Having failed to find an original name, failed to get the desired price for the wedding dress and failed to hire a graphic designer to produce a more professional logo, I was all set for the failure of the podcast itself. I didn’t expect How To Fail With Elizabeth Day, or the subsequent memoir that came out of it, to be the most successful thing I have ever done, but that’s how it turned out.
Never let it be said that the universe doesn’t have a sense of irony.
At the time of writing, the podcast has been going for 18 months and is well into its seventh season. It has attracted many millions of downloads despite, or perhaps because of, its relatively simple concept. Each week, I ask my guest to come up with three ‘failures’ in advance of the recording. These can be sublime or ridiculous; profound or superficial. The only criteria are that the guest must feel comfortable talking about the subjects they’ve chosen, and that they are able to reflect on what they have learned from them.
The idea is to make listeners who are scared of failure in their own lives feel less alone, and also to reassure them that there might be hope on the other side. It was based on the premise that learning how we fail actually means learning how to succeed better. Most failures can teach us something meaningful about ourselves if we choose to listen and, besides, success tastes all the sweeter if you’ve fought for it.
The people I’ve spoken to have told me about their family dysfunction, their mental health issues and the grief they have grappled with after profound loss – a son who died during a routine operation at the age of 21; a baby lost to miscarriage; 10 years lost to the grip of heroin addiction. I, too, have examined my own failures both professional and personal, failures of faith and intimacy, and sometimes just a failure of self-belief that repeated itself on what seemed like an automatic spin cycle until the world shuddered to a halt and I was confronted with who I actually was as opposed to the blameless, pleasant, undemanding projection of the perfect person I’d tried so hard to be.
Alongside this, I have thought about the failure of my marriage; my failure to have children; my failure to realise that a desire to people-please was making me desperately unhappy; my failure to resolve things with an ex-boyfriend who was killed six months after we broke up; my failure to express my own anger, instead masking it with a more socially acceptable sadness; and my failure to remove myself from toxic relationships until it was a question of survival. All these failures have been an integral part of my life. All these failures have been part of my growth. Life is texture. Experiencing all facets of existence – the good and the bad – enables us to appreciate them fully.
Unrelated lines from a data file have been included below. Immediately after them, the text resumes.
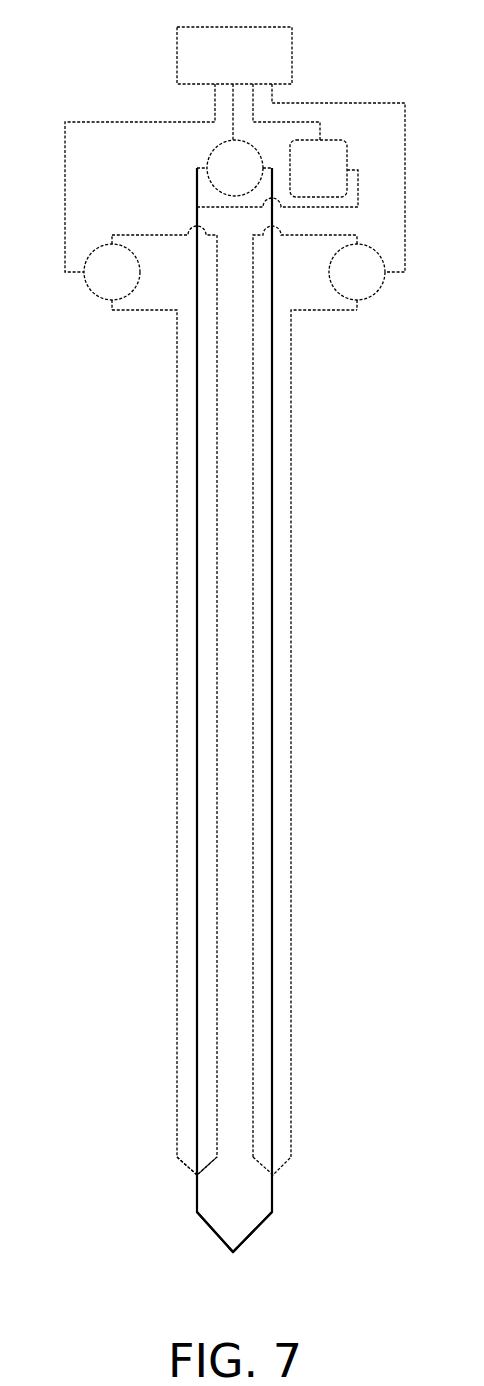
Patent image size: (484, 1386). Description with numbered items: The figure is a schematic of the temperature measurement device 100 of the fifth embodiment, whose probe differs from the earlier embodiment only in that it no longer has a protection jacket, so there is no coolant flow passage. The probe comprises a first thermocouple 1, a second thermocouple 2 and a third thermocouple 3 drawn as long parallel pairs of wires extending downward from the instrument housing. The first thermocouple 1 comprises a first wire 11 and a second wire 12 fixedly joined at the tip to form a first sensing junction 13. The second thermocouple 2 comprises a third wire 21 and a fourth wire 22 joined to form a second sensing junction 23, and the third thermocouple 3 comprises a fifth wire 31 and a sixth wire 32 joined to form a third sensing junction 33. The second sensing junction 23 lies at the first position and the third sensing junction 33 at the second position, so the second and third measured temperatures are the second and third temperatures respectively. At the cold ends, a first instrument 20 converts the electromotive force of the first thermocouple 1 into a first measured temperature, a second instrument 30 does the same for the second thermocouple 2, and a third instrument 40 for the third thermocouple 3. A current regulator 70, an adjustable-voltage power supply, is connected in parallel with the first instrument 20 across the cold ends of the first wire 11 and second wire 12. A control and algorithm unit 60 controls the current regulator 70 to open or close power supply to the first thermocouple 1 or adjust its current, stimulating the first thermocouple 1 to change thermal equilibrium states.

The temperature measurement device 100 is at (130, 28).
The control and algorithm unit 60 is at (262, 57).
The current regulator 70 is at (305, 170).
The first instrument 20 is at (222, 168).
The second instrument 30 is at (112, 265).
The third instrument 40 is at (358, 265).
The first thermocouple 1 is at (195, 218).
The first wire 11 is at (212, 1232).
The second wire 12 is at (255, 1232).
The first sensing junction 13 is at (237, 1255).
The second thermocouple 2 is at (147, 721).
The third wire 21 is at (177, 520).
The fourth wire 22 is at (215, 507).
The second sensing junction 23 is at (197, 1175).
The third thermocouple 3 is at (322, 721).
The fifth wire 31 is at (253, 508).
The sixth wire 32 is at (291, 520).
The third sensing junction 33 is at (273, 1175).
I feel lucky in my current relationship not only because I have met a wonderful person, but also because I have so much experience of dysfunctional relationships with not-so-wonderful people to compare it to.
‘The darker the night,’ Dostoyevsky wrote, ‘the brighter the stars.’
Being at peace with failure means I have very few regrets. Each time something has gone wrong, it has led me to where I am meant to be, which is right here, right now, writing this introduction. I firmly cling to the belief that the universe is unfolding exactly as is intended and that although we, as imperfect humans, can’t hope to understand it all at the time, life will generally teach us the lessons we need to learn if we are open to the possibility.